Jeremy Glaser: I'm Jeremy Glaser with Morningstar.com. It's Ideas Week, and I'm here today with Josh Peters, editor of Morningstar DividendInvestor, to talk about his top dividend picks for 2010. Josh, thanks for joining me.
Josh Peters: Happy to be here.
Glaser: For investors looking into the new year, what are some of the things that they might want to consider for a dividend portfolio?
Peters: I think that it's the same basics that are in place for most years. You want to find good companies, good businesses, that are capable of paying out an adequate dividend. I'd put that at anywhere from 2% or better, preferably 3% or better for current yield. And that the business is in a position to grow that dividend over time, both that the business is growing, so you've got the means, and management is willing to raise the dividend and has shown a track record of doing that.
Glaser: So what particular sectors do you think look attractive now for dividends?
Peters: I actually think this isn't such a great time to game the economy and be betting very strongly on a vigorous economic recovery. My favorite sectors right now are pretty defensive. I like some of the better health-care names. Abbott Laboratories is a good name that comes to mind, with about a 3% yield, close to a double-digit growth rate long-term for that business. Not a lot of patent exposure.
And as health-care reform finally works its way toward some eventual conclusion, that's going to lift a lot of uncertainty from the sector. I think people will start seeing these businesses for what they are again. This is a very good total return story that a lot of investors have overlooked this year.Read Full Transcript
Glaser: What other names do you think could be interesting?
Peters: I also like utilities a lot. This is something that's a little bit newer for me. The first couple of years at the helm of DividendInvestor, I thought that utilities were too expensive. They are slow-growing businesses. If you're only getting a 3% or 4% dividend yield, you're probably paying too much for the stock.
These days you can find good regulated utilities with 5% to 6% yields. They're still going to have the same kind of 3% to 4% growth that they've always had, but you're getting a lot more income for you capital buck.
That's the kind of trade-off that I want to see. They can continue to maintain little bits of dividend growth even during a recession. They're stable businesses and aren't going anywhere. I think those are the kinds of areas of the market that you're going to want to be in, in the year to come.
Glaser: OK, great. Are there any--maybe one more pick that people might want to look at?
Peters: I have to label this up-front by saying I'm not any kind of a market-timer, I'm not somebody who tries to pick the tops and bottoms in stock prices. But I think anybody who pays attention to corporate fundamentals and especially valuations, will sometimes come up with the sense that there aren't a whole lot of bargains out there, and that maybe holding cash isn't such a bad idea.

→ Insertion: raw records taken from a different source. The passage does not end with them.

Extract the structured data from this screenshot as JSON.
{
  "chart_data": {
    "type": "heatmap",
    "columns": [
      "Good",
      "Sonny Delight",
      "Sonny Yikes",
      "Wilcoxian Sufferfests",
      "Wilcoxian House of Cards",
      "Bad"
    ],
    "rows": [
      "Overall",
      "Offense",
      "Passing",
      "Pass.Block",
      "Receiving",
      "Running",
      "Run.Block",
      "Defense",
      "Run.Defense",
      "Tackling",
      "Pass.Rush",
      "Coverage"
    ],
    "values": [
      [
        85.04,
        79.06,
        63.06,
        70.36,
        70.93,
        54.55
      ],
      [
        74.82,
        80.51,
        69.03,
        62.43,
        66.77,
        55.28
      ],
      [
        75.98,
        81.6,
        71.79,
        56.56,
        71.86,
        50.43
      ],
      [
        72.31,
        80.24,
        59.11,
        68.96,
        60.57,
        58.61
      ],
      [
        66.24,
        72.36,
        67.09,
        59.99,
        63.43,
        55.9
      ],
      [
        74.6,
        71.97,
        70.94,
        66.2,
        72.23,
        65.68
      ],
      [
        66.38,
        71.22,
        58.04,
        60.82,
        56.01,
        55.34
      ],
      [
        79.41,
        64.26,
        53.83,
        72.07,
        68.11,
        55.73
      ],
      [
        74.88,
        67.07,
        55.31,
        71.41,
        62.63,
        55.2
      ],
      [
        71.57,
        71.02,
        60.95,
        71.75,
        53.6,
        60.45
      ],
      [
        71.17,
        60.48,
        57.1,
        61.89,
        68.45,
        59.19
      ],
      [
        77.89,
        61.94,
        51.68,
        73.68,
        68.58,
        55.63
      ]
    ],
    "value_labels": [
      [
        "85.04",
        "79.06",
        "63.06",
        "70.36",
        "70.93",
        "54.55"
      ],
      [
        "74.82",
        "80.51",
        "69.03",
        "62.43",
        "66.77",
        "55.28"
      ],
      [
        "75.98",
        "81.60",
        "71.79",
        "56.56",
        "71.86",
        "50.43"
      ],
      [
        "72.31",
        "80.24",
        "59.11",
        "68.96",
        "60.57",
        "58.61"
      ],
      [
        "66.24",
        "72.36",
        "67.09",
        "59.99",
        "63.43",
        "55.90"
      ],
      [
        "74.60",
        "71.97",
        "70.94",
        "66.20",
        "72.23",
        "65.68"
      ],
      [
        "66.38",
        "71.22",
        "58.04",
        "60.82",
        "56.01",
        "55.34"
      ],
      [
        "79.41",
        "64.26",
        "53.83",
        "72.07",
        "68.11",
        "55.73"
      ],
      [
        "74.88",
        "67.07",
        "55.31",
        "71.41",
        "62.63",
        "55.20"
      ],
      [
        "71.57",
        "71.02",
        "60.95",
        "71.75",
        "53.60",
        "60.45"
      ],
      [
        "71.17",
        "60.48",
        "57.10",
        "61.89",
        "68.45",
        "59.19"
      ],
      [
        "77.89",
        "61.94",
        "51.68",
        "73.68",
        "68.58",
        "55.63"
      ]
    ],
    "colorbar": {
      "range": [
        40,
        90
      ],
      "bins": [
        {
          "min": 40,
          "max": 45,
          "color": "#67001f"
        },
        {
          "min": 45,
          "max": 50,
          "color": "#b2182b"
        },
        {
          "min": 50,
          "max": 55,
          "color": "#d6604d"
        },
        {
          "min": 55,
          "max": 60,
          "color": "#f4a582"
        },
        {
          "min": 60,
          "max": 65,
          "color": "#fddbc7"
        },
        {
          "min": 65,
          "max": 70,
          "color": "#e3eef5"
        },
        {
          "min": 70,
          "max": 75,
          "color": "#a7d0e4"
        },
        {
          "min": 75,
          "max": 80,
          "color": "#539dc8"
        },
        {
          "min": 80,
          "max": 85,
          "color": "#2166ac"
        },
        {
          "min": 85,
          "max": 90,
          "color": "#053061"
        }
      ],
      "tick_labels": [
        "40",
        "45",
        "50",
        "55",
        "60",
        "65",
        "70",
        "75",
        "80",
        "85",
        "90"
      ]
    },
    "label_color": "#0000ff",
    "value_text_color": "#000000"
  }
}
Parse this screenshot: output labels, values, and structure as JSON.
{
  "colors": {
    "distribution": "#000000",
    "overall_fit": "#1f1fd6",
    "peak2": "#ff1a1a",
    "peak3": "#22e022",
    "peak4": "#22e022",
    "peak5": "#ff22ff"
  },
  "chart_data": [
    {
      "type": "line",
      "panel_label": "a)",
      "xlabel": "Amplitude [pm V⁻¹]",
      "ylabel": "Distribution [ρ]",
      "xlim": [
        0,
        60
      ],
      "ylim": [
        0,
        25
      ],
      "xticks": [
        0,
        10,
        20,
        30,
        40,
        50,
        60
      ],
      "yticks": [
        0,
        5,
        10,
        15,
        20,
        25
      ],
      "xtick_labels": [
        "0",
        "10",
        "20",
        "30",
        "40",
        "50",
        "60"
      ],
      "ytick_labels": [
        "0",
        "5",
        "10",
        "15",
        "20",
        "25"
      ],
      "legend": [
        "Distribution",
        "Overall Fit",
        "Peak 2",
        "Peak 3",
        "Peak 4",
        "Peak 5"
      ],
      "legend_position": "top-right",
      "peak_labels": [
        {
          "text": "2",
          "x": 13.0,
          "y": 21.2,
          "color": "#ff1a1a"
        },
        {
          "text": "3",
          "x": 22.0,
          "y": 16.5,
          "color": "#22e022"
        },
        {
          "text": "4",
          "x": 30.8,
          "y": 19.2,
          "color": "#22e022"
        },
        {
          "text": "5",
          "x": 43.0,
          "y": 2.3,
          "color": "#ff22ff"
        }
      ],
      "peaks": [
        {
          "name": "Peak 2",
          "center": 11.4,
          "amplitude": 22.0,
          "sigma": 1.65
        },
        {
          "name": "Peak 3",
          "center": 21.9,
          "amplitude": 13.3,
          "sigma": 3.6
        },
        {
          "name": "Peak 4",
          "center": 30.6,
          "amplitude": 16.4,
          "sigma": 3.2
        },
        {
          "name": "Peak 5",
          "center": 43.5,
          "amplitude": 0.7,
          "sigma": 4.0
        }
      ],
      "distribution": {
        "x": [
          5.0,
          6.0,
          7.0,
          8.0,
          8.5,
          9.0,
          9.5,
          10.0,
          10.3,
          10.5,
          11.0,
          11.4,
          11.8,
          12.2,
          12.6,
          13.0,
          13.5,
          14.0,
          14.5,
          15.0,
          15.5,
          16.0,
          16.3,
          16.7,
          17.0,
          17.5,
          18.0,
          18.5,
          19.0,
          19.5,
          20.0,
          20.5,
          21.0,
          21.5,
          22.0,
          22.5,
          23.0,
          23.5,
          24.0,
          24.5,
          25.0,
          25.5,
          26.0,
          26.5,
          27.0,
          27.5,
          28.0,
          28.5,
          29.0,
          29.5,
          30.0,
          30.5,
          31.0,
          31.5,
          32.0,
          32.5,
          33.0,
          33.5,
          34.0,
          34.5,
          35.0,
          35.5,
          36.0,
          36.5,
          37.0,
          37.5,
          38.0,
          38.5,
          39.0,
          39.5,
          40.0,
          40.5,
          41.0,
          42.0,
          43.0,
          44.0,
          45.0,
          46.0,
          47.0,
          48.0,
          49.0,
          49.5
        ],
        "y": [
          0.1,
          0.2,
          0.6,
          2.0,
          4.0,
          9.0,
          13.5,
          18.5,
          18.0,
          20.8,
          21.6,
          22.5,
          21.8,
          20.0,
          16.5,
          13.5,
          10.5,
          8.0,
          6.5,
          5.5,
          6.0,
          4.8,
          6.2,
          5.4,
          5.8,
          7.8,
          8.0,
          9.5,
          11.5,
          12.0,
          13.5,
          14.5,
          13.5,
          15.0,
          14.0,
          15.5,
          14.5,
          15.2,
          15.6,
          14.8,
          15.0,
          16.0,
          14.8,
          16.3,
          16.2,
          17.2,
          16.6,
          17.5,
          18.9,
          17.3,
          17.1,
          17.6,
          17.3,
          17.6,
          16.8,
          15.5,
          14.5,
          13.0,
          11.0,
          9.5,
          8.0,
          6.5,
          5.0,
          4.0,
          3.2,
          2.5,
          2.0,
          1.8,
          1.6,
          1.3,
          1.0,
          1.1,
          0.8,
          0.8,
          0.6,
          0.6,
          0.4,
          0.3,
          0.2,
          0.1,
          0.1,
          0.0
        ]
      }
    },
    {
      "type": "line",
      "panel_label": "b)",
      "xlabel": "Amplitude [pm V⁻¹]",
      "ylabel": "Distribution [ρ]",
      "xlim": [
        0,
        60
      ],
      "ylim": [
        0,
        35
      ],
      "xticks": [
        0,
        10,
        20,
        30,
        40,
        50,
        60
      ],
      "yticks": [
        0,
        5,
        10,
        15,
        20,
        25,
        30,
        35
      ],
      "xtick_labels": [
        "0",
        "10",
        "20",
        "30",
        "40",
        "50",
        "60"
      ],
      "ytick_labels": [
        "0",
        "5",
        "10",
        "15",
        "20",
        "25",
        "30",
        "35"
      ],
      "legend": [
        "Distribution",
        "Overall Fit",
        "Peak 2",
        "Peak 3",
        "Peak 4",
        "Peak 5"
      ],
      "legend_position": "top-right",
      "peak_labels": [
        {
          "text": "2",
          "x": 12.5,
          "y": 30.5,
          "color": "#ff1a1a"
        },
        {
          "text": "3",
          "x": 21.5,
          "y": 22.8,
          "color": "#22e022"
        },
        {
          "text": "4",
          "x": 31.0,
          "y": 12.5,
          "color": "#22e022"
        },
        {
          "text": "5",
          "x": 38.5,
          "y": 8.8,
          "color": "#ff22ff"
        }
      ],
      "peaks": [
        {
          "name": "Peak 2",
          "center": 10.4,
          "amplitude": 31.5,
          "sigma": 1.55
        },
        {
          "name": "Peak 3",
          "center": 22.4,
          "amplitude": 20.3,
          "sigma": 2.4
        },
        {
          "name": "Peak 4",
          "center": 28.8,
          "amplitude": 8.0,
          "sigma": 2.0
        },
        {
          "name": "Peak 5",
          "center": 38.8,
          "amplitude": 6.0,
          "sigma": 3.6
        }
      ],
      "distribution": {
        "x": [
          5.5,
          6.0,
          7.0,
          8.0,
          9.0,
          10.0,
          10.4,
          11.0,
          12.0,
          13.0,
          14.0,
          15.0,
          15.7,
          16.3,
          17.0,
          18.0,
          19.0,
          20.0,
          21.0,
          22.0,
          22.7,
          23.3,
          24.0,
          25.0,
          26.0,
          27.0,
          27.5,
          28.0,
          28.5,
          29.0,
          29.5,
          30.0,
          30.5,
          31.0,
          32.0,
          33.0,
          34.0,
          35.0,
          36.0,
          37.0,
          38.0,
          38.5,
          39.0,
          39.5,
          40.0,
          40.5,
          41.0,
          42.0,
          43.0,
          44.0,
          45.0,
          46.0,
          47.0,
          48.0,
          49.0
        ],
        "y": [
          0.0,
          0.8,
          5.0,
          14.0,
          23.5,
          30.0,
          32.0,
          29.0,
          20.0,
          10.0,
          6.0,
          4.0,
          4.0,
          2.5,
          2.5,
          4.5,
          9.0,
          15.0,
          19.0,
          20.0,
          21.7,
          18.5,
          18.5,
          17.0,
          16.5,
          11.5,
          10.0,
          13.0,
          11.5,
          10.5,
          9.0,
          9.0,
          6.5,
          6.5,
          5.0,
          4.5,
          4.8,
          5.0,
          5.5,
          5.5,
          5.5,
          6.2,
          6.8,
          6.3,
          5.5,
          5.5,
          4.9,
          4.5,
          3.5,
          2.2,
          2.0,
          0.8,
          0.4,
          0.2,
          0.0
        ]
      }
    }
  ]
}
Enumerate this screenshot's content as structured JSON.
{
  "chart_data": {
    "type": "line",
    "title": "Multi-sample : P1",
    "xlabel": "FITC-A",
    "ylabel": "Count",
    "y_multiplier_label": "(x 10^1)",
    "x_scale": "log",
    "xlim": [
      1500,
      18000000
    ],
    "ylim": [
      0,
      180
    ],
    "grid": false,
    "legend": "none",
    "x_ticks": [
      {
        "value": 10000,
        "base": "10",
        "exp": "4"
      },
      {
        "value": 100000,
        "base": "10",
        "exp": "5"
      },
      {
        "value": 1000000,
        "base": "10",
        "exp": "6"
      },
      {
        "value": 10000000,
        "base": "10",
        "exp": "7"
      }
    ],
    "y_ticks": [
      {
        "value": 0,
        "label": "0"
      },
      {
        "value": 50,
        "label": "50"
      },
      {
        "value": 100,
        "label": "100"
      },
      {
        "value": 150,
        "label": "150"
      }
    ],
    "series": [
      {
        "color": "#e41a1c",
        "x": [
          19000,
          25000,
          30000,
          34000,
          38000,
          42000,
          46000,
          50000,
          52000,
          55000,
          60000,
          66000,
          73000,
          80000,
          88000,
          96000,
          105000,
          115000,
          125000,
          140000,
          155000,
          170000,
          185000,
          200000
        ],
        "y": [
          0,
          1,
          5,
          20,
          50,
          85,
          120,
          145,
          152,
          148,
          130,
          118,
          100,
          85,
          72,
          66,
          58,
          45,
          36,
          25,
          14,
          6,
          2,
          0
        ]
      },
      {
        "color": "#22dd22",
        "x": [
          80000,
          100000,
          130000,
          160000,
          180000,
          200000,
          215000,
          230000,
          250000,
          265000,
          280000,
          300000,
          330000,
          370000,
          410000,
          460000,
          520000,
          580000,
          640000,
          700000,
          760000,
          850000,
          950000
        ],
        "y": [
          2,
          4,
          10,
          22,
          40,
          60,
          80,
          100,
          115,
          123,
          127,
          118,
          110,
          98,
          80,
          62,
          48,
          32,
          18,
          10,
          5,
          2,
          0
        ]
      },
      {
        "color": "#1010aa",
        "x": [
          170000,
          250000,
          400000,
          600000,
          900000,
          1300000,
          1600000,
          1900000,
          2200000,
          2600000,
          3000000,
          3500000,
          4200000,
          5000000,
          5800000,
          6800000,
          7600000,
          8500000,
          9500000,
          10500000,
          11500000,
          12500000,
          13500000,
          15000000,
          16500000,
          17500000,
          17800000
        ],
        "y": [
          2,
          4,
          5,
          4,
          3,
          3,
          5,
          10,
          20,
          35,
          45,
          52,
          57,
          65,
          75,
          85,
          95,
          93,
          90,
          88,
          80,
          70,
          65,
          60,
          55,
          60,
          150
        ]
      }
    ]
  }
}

Right now people think cash is trash because short-term interest rates are 0%. The idea of lending your money to the federal government for 10 years at the rate of 3% or 3.5% sounds crazy, with the inflation risks we might come to face.
But I'll tell you what, cash, every day it's worth 100 cents on the dollar of what you paid for it. And you can't always say that about stocks. I wouldn't be surprised if the market were to re-trench a little bit from here, just because prices seem to have run so far so fast, and beyond what I think the underlying fundamentals of the economy can support.
Glaser: So health-care and utilities look attractive, and for people looking to maybe make more of a contrarian play, holding cash for a little bit might not be the worst idea.
Peters: Yeah. I think especially if you're working with new money that you're putting to work in the stock market, I think it's a good idea to average in. That way you're not paying what's likely to be the highest possible price or the lowest possible price; you're averaging the money in over some time.
This isn't the kind of environment where I'd want to invest, let's say, a whole retirement portfolio in one big chunk. You've got to remember, the market's come an awful long way off the bottom. Perhaps it was deeply undervalued, but now you've still got to remember the basic backdrop. Historically dividend yields on the stock market were 3% to 6%.
Even with being down over the last couple of years, we're still only getting 2% dividend yields. Historically, that's low. It means stocks are expensive relative to the dividend income they provide. You've got to be cautious.
Holding cash give you the option later on of perhaps being able to pick up these stocks at higher yields than they're trading at today.
Glaser: Great. Thanks so much for talking with me today, Josh.
Peters: Happy to join you.
Glaser: For Morningstar.com, I'm Jeremy Glaser.